Nice discussion of Philip Mirowski’s Never Let a Serious Crisis Go to Waste here. The first half of the book theorizes neo-liberalism from a Foucaultian perspective and the second half excoriates the economics profession, e.g.
According to Mirowski, there was a moment after the 2008 crash when the economics profession could have performed some rigorous self-criticism and made an honest assessment of what had gone wrong. But the proposed technocratic fixes — addressing the “efficient markets hypothesis” in finance, adding so-called bounded rationality to microeconomic models to make them “behavioral,” and adding various bells and whistles to macroeconomic models — were particularly ineffective in reforming or even clarifying what is going on in financial markets. And the various “explanations” of the crisis that were brought up for debate in mainstream publications and through a network of economic policy “experts” ended up not serving any notion of scientific inquiry but instead were means of deflecting, confusing, and delaying any progress toward uncovering truth or consensus.

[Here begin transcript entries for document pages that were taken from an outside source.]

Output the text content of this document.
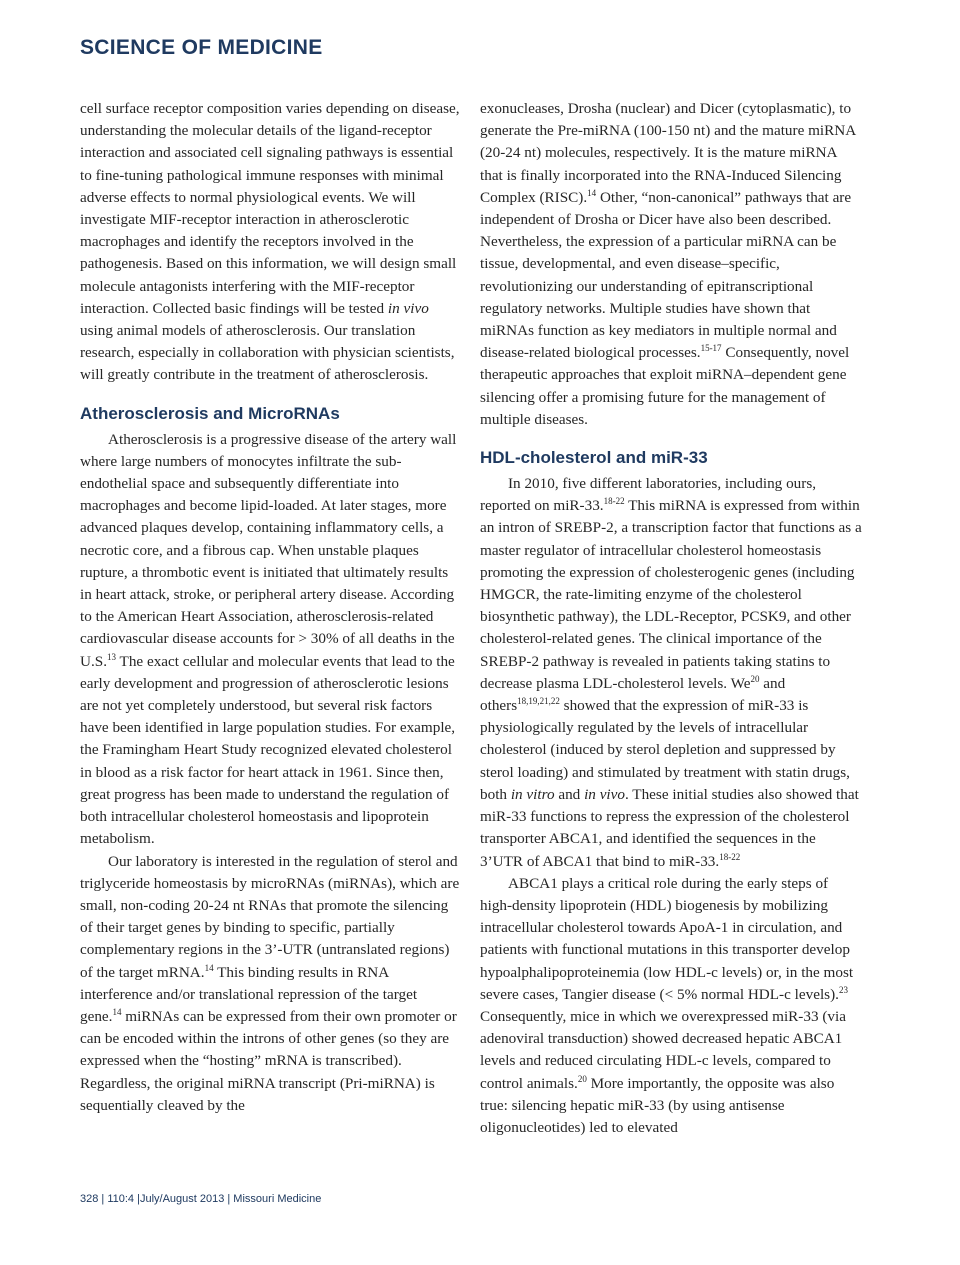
SCIENCE OF MEDICINE

cell surface receptor composition varies depending on disease, understanding the molecular details of the ligand-receptor interaction and associated cell signaling pathways is essential to fine-tuning pathological immune responses with minimal adverse effects to normal physiological events. We will investigate MIF-receptor interaction in atherosclerotic macrophages and identify the receptors involved in the pathogenesis. Based on this information, we will design small molecule antagonists interfering with the MIF-receptor interaction. Collected basic findings will be tested in vivo using animal models of atherosclerosis. Our translation research, especially in collaboration with physician scientists, will greatly contribute in the treatment of atherosclerosis.

Atherosclerosis and MicroRNAs

Atherosclerosis is a progressive disease of the artery wall where large numbers of monocytes infiltrate the sub-endothelial space and subsequently differentiate into macrophages and become lipid-loaded. At later stages, more advanced plaques develop, containing inflammatory cells, a necrotic core, and a fibrous cap. When unstable plaques rupture, a thrombotic event is initiated that ultimately results in heart attack, stroke, or peripheral artery disease. According to the American Heart Association, atherosclerosis-related cardiovascular disease accounts for > 30% of all deaths in the U.S.$^{13}$ The exact cellular and molecular events that lead to the early development and progression of atherosclerotic lesions are not yet completely understood, but several risk factors have been identified in large population studies. For example, the Framingham Heart Study recognized elevated cholesterol in blood as a risk factor for heart attack in 1961. Since then, great progress has been made to understand the regulation of both intracellular cholesterol homeostasis and lipoprotein metabolism.

Our laboratory is interested in the regulation of sterol and triglyceride homeostasis by microRNAs (miRNAs), which are small, non-coding 20-24 nt RNAs that promote the silencing of their target genes by binding to specific, partially complementary regions in the 3’-UTR (untranslated regions) of the target mRNA.$^{14}$ This binding results in RNA interference and/or translational repression of the target gene.$^{14}$ miRNAs can be expressed from their own promoter or can be encoded within the introns of other genes (so they are expressed when the “hosting” mRNA is transcribed). Regardless, the original miRNA transcript (Pri-miRNA) is sequentially cleaved by the

exonucleases, Drosha (nuclear) and Dicer (cytoplasmatic), to generate the Pre-miRNA (100-150 nt) and the mature miRNA (20-24 nt) molecules, respectively. It is the mature miRNA that is finally incorporated into the RNA-Induced Silencing Complex (RISC).$^{14}$ Other, “non-canonical” pathways that are independent of Drosha or Dicer have also been described. Nevertheless, the expression of a particular miRNA can be tissue, developmental, and even disease–specific, revolutionizing our understanding of epitranscriptional regulatory networks. Multiple studies have shown that miRNAs function as key mediators in multiple normal and disease-related biological processes.$^{15-17}$ Consequently, novel therapeutic approaches that exploit miRNA–dependent gene silencing offer a promising future for the management of multiple diseases.

HDL-cholesterol and miR-33

In 2010, five different laboratories, including ours, reported on miR-33.$^{18-22}$ This miRNA is expressed from within an intron of SREBP-2, a transcription factor that functions as a master regulator of intracellular cholesterol homeostasis promoting the expression of cholesterogenic genes (including HMGCR, the rate-limiting enzyme of the cholesterol biosynthetic pathway), the LDL-Receptor, PCSK9, and other cholesterol-related genes. The clinical importance of the SREBP-2 pathway is revealed in patients taking statins to decrease plasma LDL-cholesterol levels. We$^{20}$ and others$^{18,19,21,22}$ showed that the expression of miR-33 is physiologically regulated by the levels of intracellular cholesterol (induced by sterol depletion and suppressed by sterol loading) and stimulated by treatment with statin drugs, both in vitro and in vivo. These initial studies also showed that miR-33 functions to repress the expression of the cholesterol transporter ABCA1, and identified the sequences in the 3’UTR of ABCA1 that bind to miR-33.$^{18-22}$

ABCA1 plays a critical role during the early steps of high-density lipoprotein (HDL) biogenesis by mobilizing intracellular cholesterol towards ApoA-1 in circulation, and patients with functional mutations in this transporter develop hypoalphalipoproteinemia (low HDL-c levels) or, in the most severe cases, Tangier disease (< 5% normal HDL-c levels).$^{23}$ Consequently, mice in which we overexpressed miR-33 (via adenoviral transduction) showed decreased hepatic ABCA1 levels and reduced circulating HDL-c levels, compared to control animals.$^{20}$ More importantly, the opposite was also true: silencing hepatic miR-33 (by using antisense oligonucleotides) led to elevated

328 | 110:4 |July/August 2013 | Missouri Medicine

So how did the economists get away? According to Mirowski, they are protected through a web of prestige that stretches across the academy to quasi-accountable offices of the government like the Federal Reserve, as well as the network of policy think tanks that provide so-called expertise. This miasma of prestige has become too important to the actual logic of financial capitalism at this moment — elite economics dominates all these important international institutions, and there’s been a subtle wagon-circling at that level. Thus, like the banks, economists themselves are too big to fail.
The whole article is a fascinating read, and shows what a scam neo-liberalism is. It's weird to think that we live in a carny-like reality, where something only succeeds to the extent that a certain number of marks systematically misunderstand how it succeeds.